Yesterday when I came home the welders were working in on three or four flats all over the building. The reverb from their generators shook through the walls like they were working right next door. When I went out, I watched them from platform four of the train station – the arc welders working three at a time putting up the big plates of iron, the blue welder’s flame flashing like sparkles from the gangways, a trio of council officals wandering in and out of the flats that had already been blocked off by the grey iron doors.
Soon, these iron bands will block off a third, then a half of Claydon House, just like they block off a third of that huge estate I see out the window. How will it be when the whole estate is empty but for one or two holdouts? How would it be occupy a single flat in a building this vast, to feel the emptiness spreading out through the building at night, to walk down gangways past sealed off flats, knowing no one else’s steps will tread the concrete stairwells – to know the building will soon be rubble?

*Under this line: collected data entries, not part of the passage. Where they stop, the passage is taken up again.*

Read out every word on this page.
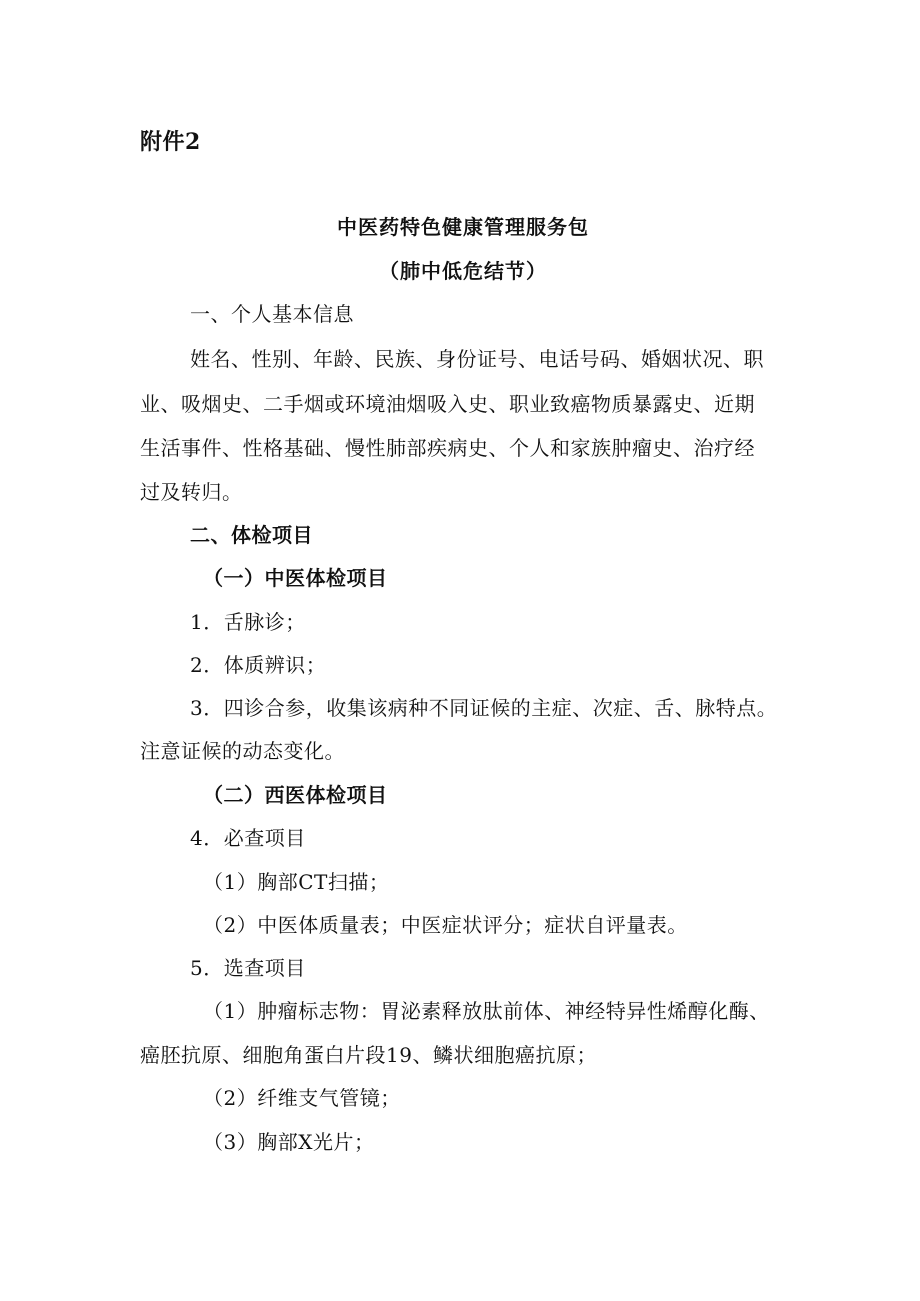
附件2
中医药特色健康管理服务包
（肺中低危结节）
一、个人基本信息
姓名、性别、年龄、民族、身份证号、电话号码、婚姻状况、职
业、吸烟史、二手烟或环境油烟吸入史、职业致癌物质暴露史、近期
生活事件、性格基础、慢性肺部疾病史、个人和家族肿瘤史、治疗经
过及转归。
二、体检项目
（一）中医体检项目
1．舌脉诊；
2．体质辨识；
3．四诊合参，收集该病种不同证候的主症、次症、舌、脉特点。
注意证候的动态变化。
（二）西医体检项目
4．必查项目
（1）胸部CT扫描；
（2）中医体质量表；中医症状评分；症状自评量表。
5．选查项目
（1）肿瘤标志物：胃泌素释放肽前体、神经特异性烯醇化酶、
癌胚抗原、细胞角蛋白片段19、鳞状细胞癌抗原；
（2）纤维支气管镜；
（3）胸部X光片；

For now, people are coming out again to enjoy the light evenings. Kids on the gangways, the Africans and Latinos who seem to make up most of the Heygate’s residents feeding on and off the rampways. Two young English girls, hair back in those ponytails young English girls seem to favour, one of them pushing a baby carriage with that stolid efficiency of young English single moms, as if having a baby has fulfilled their duty in life . . .the friend chattering and breaking into random dance moves – hip-hop hand gestures, a more obvious 80’s style sway of her hips and legs; the robot – moving as if to music only she can hear, describing to her friend through motion what is playing in her head.